Hof van Justitie van de EU
Het Hof van Justitie van de Europese Unie (Hof) houdt toezicht op de juiste toepassing van de EU-wetgeving en verdragen, dus ook ten aanzien van artikel 50 VEU. De uittredingsovereenkomst werd gesloten tussen de EU en het VK, niet tussen de lidstaten en het VK. Het kreeg dan ook de status van een internationale overeenkomst, waardoor het uittredingsverdrag onderwerp kan zijn van rechterlijke toetsing door het Hof.
In de Politieke Verklaring van 17 oktober 2019 wordt het Hof een enkele keer genoemd met betrekking tot haar rol binnen de onderhandelingen over een nieuwe handelsovereenkomst. Indien een geschil tussen de onderhandelende partijen over de interpretatie van bepalingen en concepten van het Unierecht plaatsvindt, moet dit worden doorverwezen naar het Hof om een bindende uitspraak te doen met betrekking tot de interpretatie van het Unierecht.
Terugtrekkingsakkoord
Het terugtrekkingsakkoord tussen de EU en het VK bevat de voorwaarden omtrent de terugtrekking van het VK uit de EU. De onderhandelaars van de EU en het VK bereikten dit akkoord op 17 oktober 2019. Het terugtrekkingsakkoord trad 1 februari 2020 in werking en dat betekende dat de VK vanaf 31 januari 2020 dus geen lidstaat van de EU meer is.
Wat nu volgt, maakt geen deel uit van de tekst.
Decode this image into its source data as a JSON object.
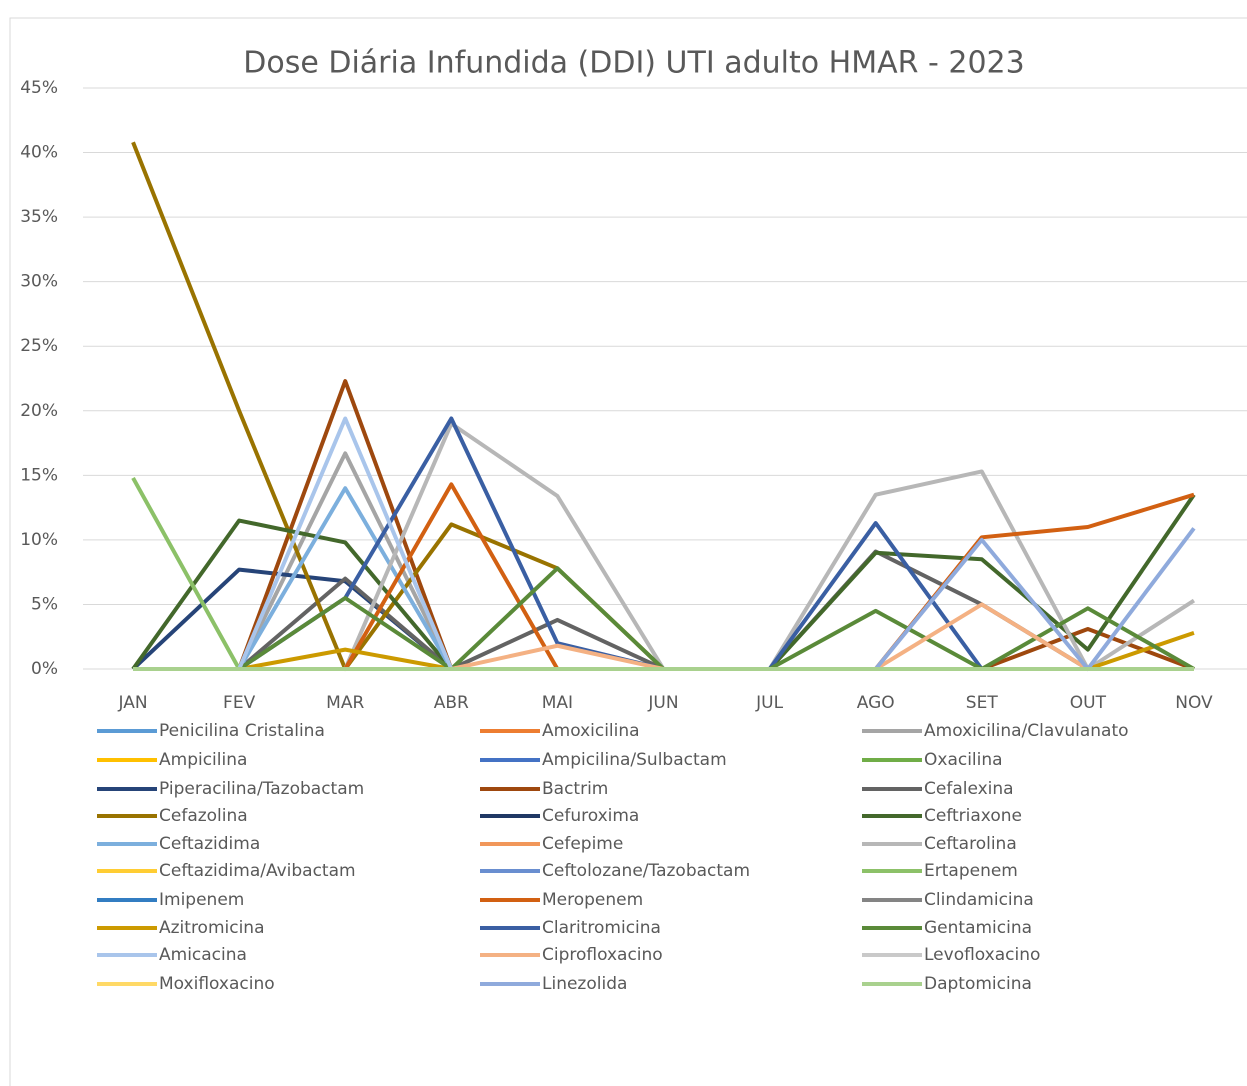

Onderdeel van het terugtrekkingsakkoord is het Protocol inzake Ierland/Noord-Ierland. In het Protocol zijn afspraken gemaakt om het Goede Vrijdagakkoord (akkoord van Belfast) te waarborgen en te voorkomen dat er weer een harde grens ontstaat tussen Ierland en Noord-Ierland. Zo is onder andere afgesproken dat de Europese interne markt voor goederen in stand blijft.
Handels- en samenwerkingsovereenkomst
Na flinke onderhandelingen bereikten de EU en het VK op 24 december 2020 een akkoord over hun toekomstige handelsrelatie. Op 30 december 2020 ondertekenden de VK en de EU de handels- en samenwerkingsovereenkomst. Deze overeenkomst werd vanaf 1 januari 2021 voorlopig toegepast en trad op 1 mei 2021 definitief in werking. De handels- en samenwerkingsovereenkomst is een vrijhandelsovereenkomst met samenwerking tussen de EU en het VK op de gebieden economie, sociale zaken, milieu en visserij, een partnerschap op het gebied van veiligheid van burgers en bevat een overkoepelend governancekader. In de overeenkomst zijn bepalingen terug te vinden op het gebied van handel in goederen en diensten, digitale handel, intellectueel eigendom, aanbestedingen, luchtvaart en wegvervoer, energie, coördinatie van sociale zekerheid, visserij, justitiële samenwerking in strafzaken en rechtshandhaving, samenwerking op thematische vlakken en deelname aan EU-programma’s.
Financiële middelen voor negatieve gevolgen Brexit
De Brexit kan voor allerlei partijen negatieve effecten met zich brengen wat betreft handel met het VK. Vanuit de EU is er daarom geld beschikbaar om ondernemingen tegemoet te komen. Deze middelen volgen uit het Brexit Adjustment Reserve (BAR). Het beschikbare budget voor Nederland is verdeeld over drie sporen: het algemeen bedrijfsleven, de visserijsector en een spoor voor reeds gemaakte publieke kosten. De aanvraag van financiële middelen uit de BAR verloopt via de RVO. U vindt meer informatie over de BAR in de EU-fondsenwijzer of op de website van de RVO.